Yukarıdaki ilk eşitlik zamandan bağımsız Schrödinger denklemidir ve yalıtılmış bir hidrojen atomu için doğru sonuçlar vermektedir. Yine bu eşitlik hidrojen tipi yapıların çözülmesinde tam doğru olmamakla birlikte kabul edilebilir doğrulukta sonuçlar vermektedir. Bir elektronunu kaybetmiş hidrojen molekülü, iki elektronunu kaybetmiş lityum atomu ve nötr sodyum atomu hidrojen tipi yapılara örnek olarak verilebilir.

Saydığımız bu yapıların ilk ikisinde yörüngede dolanan bir elektron sodyumda ise son yörüngede bir elektron bulunmaktadır. Bu sebeple bunlara hidrojen tipi yapılar denmektedir. Ancak bir elektronunu kaybetmiş hidrojen molekülünde bile potansiyel kısma ilave terimler gelmektedir.
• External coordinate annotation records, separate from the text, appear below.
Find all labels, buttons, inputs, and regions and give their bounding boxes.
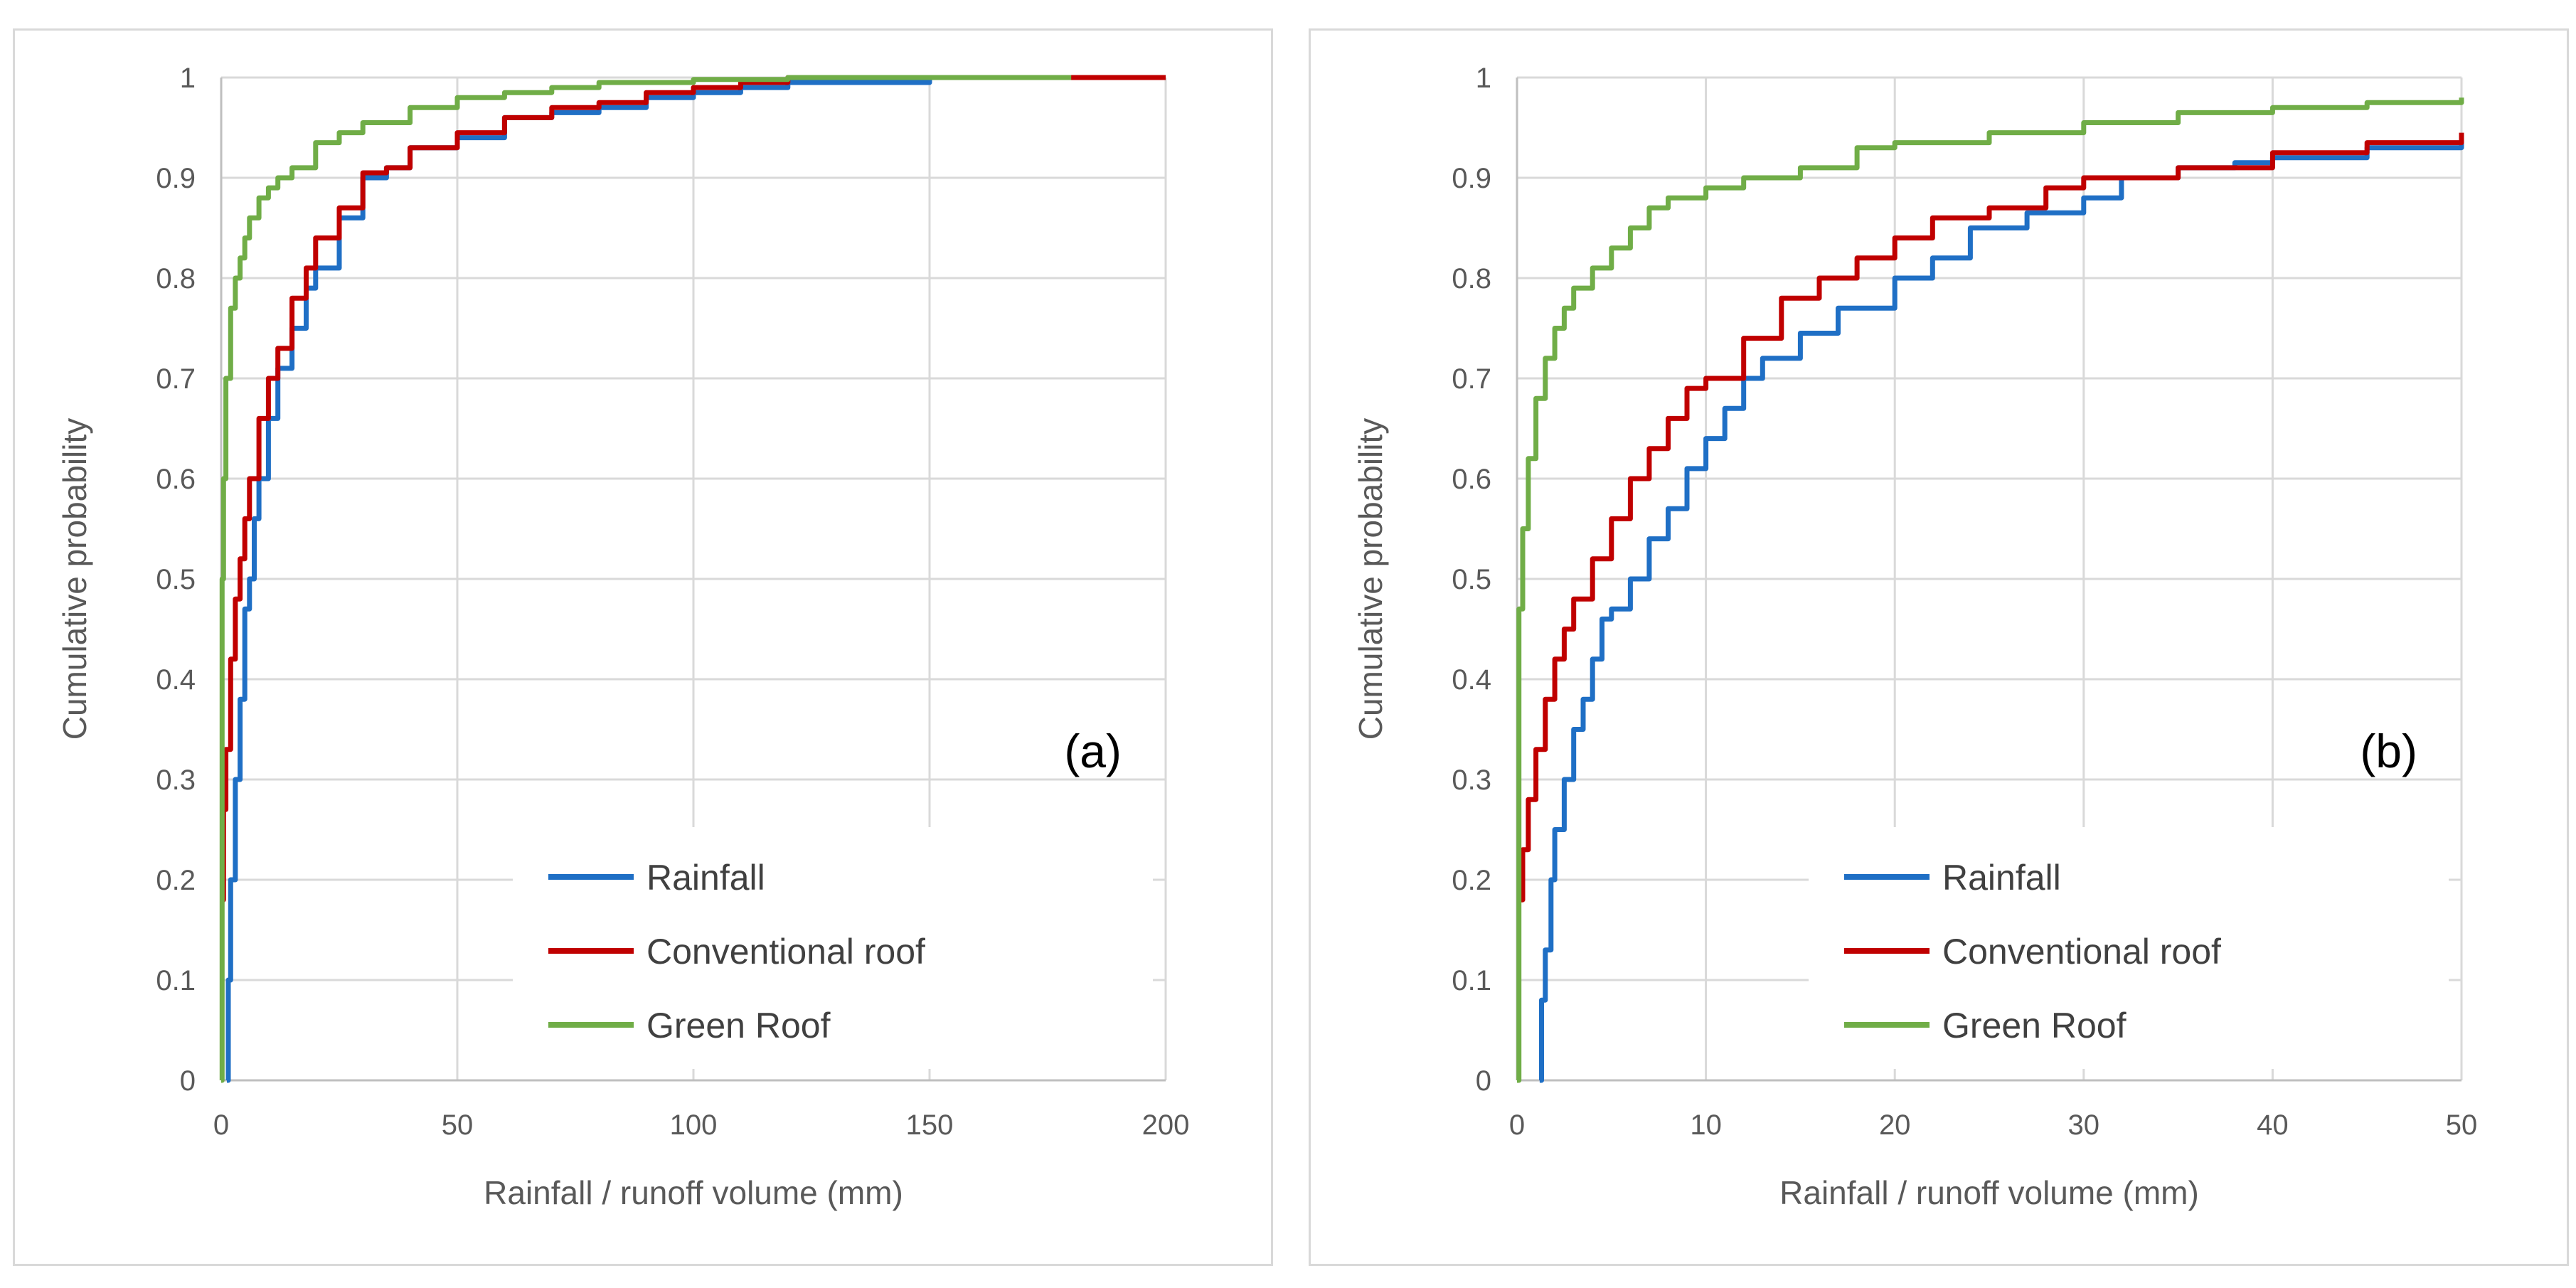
chart-a-legend-label: Green Roof — [646, 1006, 831, 1045]
chart-b-y-tick-label: 0.8 — [1452, 263, 1491, 294]
chart-b-y-tick-label: 0.5 — [1452, 564, 1491, 595]
chart-b-y-axis-title: Cumulative probability — [1352, 418, 1389, 740]
chart-b-y-tick-label: 0.1 — [1452, 965, 1491, 996]
chart-a-y-tick-label: 0.1 — [156, 965, 196, 996]
chart-a-y-axis-title: Cumulative probability — [56, 418, 93, 740]
chart-b-legend-label: Green Roof — [1942, 1006, 2127, 1045]
chart-a-y-tick-label: 0.2 — [156, 865, 196, 896]
chart-a-y-tick-label: 0.5 — [156, 564, 196, 595]
chart-b-x-tick-label: 20 — [1879, 1109, 1911, 1141]
chart-a-x-tick-label: 0 — [213, 1109, 229, 1141]
chart-a-x-axis-title: Rainfall / runoff volume (mm) — [484, 1174, 903, 1211]
chart-b-series-conventional-roof-line — [1518, 132, 2464, 903]
chart-b-x-tick-label: 40 — [2257, 1109, 2289, 1141]
chart-panel-b: 0 0.1 0.2 0.3 0.4 0.5 0.6 0.7 0.8 0.9 1 0 10 20 30 40 50… — [1309, 28, 2569, 1266]
chart-a-x-tick-label: 50 — [442, 1109, 474, 1141]
chart-b-legend-label: Conventional roof — [1942, 932, 2221, 972]
chart-a-series-conventional-roof-line — [220, 75, 1166, 903]
chart-b-series-rainfall-line — [1539, 137, 2464, 1083]
chart-a-series-green-roof-line — [219, 75, 1072, 1083]
chart-b-legend-label: Rainfall — [1942, 858, 2061, 898]
chart-a-y-tick-label: 0 — [180, 1065, 196, 1097]
chart-b-y-tick-label: 0 — [1476, 1065, 1491, 1097]
chart-a-panel-label: (a) — [1064, 725, 1122, 777]
chart-a-x-tick-label: 100 — [670, 1109, 718, 1141]
chart-b-y-tick-label: 0.6 — [1452, 464, 1491, 495]
chart-a-x-tick-label: 150 — [906, 1109, 954, 1141]
chart-a-y-tick-label: 1 — [180, 63, 196, 94]
chart-b-x-tick-label: 10 — [1690, 1109, 1722, 1141]
chart-b-y-tick-label: 0.4 — [1452, 664, 1491, 696]
chart-a-y-tick-label: 0.3 — [156, 765, 196, 796]
chart-a-legend-label: Rainfall — [646, 858, 765, 898]
chart-b-svg: 00.10.20.30.40.50.60.70.80.910 10 20 30 40 50… — [1352, 63, 2478, 1211]
chart-b-y-tick-label: 0.9 — [1452, 163, 1491, 194]
chart-a-svg: 0 0.1 0.2 0.3 0.4 0.5 0.6 0.7 0.8 0.9 1 0 50 100 150 20… — [56, 63, 1190, 1211]
chart-a-legend-label: Conventional roof — [646, 932, 925, 972]
chart-a-series-rainfall-line — [225, 75, 1166, 1083]
chart-b-x-tick-label: 50 — [2446, 1109, 2478, 1141]
chart-a-x-tick-label: 200 — [1142, 1109, 1190, 1141]
chart-b-y-tick-label: 0.7 — [1452, 363, 1491, 395]
chart-a-y-tick-label: 0.9 — [156, 163, 196, 194]
chart-b-x-tick-label: 0 — [1509, 1109, 1525, 1141]
chart-panel-a: 0 0.1 0.2 0.3 0.4 0.5 0.6 0.7 0.8 0.9 1 0 50 100 150 20… — [13, 28, 1273, 1266]
chart-a-y-tick-label: 0.7 — [156, 363, 196, 395]
chart-b-y-tick-label: 0.3 — [1452, 765, 1491, 796]
chart-b-panel-label: (b) — [2360, 725, 2417, 777]
chart-a-y-tick-label: 0.4 — [156, 664, 196, 696]
chart-b-x-axis-title: Rainfall / runoff volume (mm) — [1779, 1174, 2199, 1211]
chart-b-y-tick-label: 1 — [1476, 63, 1491, 94]
chart-a-y-tick-label: 0.6 — [156, 464, 196, 495]
chart-b-y-tick-label: 0.2 — [1452, 865, 1491, 896]
chart-a-y-tick-label: 0.8 — [156, 263, 196, 294]
chart-b-series-green-roof-line — [1516, 97, 2464, 1083]
chart-b-x-tick-label: 30 — [2068, 1109, 2100, 1141]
Örnek olarak bu terimler Hidrojen molekülündeki elektronun birinci ve ikinci proton ile etkileşme enerjisi ve iki protonun kendi içinde etkileşme enerjisidir. Bu sayı lityum +2 iyonuna söz konusu olduğunda çekirdekteki bulunan proton sayısı sebebiyle daha çok artmaktadır. Sodyum atomunda ise bu eklere ilave olarak perdeleme denilen ekstra bir terim girmektedir. Çünkü son yörüngede dolanan elektron çekirdekte bulunan protonları zayıf görmektedir. Dolayısıyla bu etkileşim enerjisinde farklılıklar meydana getirmektedir. Ancak doğada sadece hidrojen atomu bulunmamaktadır. Sistemin sahip olduğu parçacıkların sayısı arttıkça bu parçacıklar arasındaki etkileşim sayısı da artmaktadır ve her bir etkileşim bir terim olarak yukarıda gösterdiğimiz toplam hamiltonyene bir terim ilave eder.

Buradan çıkarılan sonuç parçacık sayısı ile birlikte etkileşim sayısının artmasıdır. Bu nedenle hamiltonyendeki etkileşmeyi temsil eden terim sayısı artırmakta bu da çözümü oldukça zorlaştırmaktadır. Tam da burada çözümlerde bazı yaklaşımlar veya kabuller yapılmaktadır. Birazdan örneklerini vereceğimiz kabullerin yapılması durumunda dahi Moleküler simülasyonları yapan programlar daha büyük moleküllerin analizinde işlem gücü açısından zorlanmaktadır. 

Çekirdek ve Elektron Hareketi

1927 yılında Max Born ve J. Robert Oppenheimer isimli iki fizikçi tarafından bir kabul öne sürülmüştür. Bu öneriye göre moleküllerdeki çekirdeğin ve elektronun hareketi ayrı ayrı ele alınabilir. Bu varsayıma göre hamiltonyendeki terimlerde bir azalma ve çözüme daha da yaklaşma gerçekleştirilmiştir. Bir başka yaklaşım da Hartre focke yöntemidir. Bu yöntemde bir elektronun etkileşimi hesaplanarak, diğerlerinin ortalama etkisi dikkate alınır. Her iki yöntemde de hamiltonyendeki terim sayısı azalmakta ve gerçek değere daha çok yaklaşılmaktadır. Ancak yine de gerçek değerlere ulaşma konusunda zayıftır.

Şimdi siz değerli okuyucuların soracağı soru; “Moleküler sistemleri tam olarak çözebilirsek ne olur?” sorusudur. Eğer moleküler sistemler nicel olarak iyi anlaşılırsa; yani taban ve uyarılmış durum enerjileri net hesaplanır, moleküler orbitaller doğru şekilde tanımlanırsa, hesaplamalı kimya alanında devasa bir çağın kapısını aralanır ve insanoğluna yansıması son derece faydalı olur. Günümüzde bu alanda oldukça iyi simülasyon çalışmaları yapılmaktadır.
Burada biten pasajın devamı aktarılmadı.